Unlocking the Potential of Your Short-term Memory

Memory, it seems, is a rare and precious thing, especially for students who are trying to cram their brains full of textbook facts and figures the night before a big examination. Ideally, students would have been absorbing all the necessary information at regular intervals over several days or weeks, but that cannot always be the case. Sometimes, an all-nighter is inevitable. However, there may be hope yet for these late studiers as short-term memory is capable of helping students retain all the information they need at least long enough to get them through a two-hour examination.

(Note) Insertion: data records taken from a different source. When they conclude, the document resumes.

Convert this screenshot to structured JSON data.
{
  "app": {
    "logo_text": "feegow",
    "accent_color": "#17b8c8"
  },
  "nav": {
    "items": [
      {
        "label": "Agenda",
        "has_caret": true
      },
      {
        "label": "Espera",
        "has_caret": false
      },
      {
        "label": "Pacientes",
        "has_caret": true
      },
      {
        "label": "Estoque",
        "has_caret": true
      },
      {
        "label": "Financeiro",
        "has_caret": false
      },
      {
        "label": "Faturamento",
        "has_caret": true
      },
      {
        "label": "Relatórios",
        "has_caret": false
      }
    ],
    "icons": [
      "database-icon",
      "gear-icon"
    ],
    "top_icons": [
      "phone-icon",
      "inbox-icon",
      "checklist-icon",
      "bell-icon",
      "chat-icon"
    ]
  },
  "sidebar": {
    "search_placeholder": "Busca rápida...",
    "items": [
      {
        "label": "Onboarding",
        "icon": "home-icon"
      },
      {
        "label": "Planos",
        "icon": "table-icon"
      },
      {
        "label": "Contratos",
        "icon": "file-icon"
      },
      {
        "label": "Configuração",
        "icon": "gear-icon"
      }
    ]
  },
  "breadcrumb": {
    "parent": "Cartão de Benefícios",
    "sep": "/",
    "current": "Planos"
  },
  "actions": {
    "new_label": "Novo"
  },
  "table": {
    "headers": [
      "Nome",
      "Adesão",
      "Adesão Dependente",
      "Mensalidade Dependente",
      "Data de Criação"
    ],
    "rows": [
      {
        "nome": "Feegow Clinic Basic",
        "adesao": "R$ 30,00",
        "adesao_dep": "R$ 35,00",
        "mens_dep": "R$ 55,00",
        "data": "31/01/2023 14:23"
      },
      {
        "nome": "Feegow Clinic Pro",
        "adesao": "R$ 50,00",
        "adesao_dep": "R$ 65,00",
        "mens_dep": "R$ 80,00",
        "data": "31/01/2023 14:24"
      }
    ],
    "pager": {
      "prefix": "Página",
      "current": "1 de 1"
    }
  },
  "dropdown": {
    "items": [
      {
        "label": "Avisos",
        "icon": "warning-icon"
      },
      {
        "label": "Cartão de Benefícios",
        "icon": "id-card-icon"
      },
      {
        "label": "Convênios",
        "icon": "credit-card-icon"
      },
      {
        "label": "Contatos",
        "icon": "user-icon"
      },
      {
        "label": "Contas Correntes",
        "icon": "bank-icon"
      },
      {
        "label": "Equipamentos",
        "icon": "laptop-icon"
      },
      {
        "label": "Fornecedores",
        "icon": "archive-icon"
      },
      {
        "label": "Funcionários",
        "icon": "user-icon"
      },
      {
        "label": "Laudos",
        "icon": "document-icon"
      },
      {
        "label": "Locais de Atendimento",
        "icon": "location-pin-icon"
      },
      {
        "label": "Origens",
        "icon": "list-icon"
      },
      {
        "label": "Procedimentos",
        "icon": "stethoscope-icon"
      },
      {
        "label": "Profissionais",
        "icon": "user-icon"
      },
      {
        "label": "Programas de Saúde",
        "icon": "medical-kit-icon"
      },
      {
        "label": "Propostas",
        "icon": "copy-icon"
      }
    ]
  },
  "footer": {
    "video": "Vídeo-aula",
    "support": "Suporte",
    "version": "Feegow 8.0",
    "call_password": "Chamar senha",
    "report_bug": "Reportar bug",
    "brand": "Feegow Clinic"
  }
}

Short-term memory is the type of memory used for the temporary recall of information, whether it is something as short-lived as remembering the beginning of this sentence so that you can understand the end, or remembering something for a day or two before forgetting it altogether. Short-term memory has a limited capacity, and the information can also decay rapidly, but there are ways to help commit items to short-term memory so that you can recall the information almost as easily as if it were committed to long-term memory, according to Georgia Tech University’s College of Computing. Chunking information, or breaking it up until parts, is a good way to make that information easier to absorb. The ease of memorizing bits of information as opposed to a string of information is what makes recalling telephone numbers easier than recalling the same number if it were memorized without the hyphenated breaks. Utilizing sensory memory is another good way to enhance the potential of your short-term memory. Scent has a way of embedding itself into a person’s mind, which is why certain perfumes may conjure up memories of an old girlfriend or certain foods may remind you of your time abroad in Spain. Studying while regularly smelling something like a wooden pencil could help you better recall what you looked over the night before during test time. In addition to the senses and chunking, repetition is another good way to commit something to memory. Reading the same information out loud can also help to remind your brain about how that string of information sounds. Repetition works because the more times a piece of information is recalled, the more accessible it becomes in the brain.

While it would be much easier in the future to study regularly before an examination instead of trying to cram all of that information into your mind at once, there are ways to increase your chances of recall for those times when you have no choice but to study all night.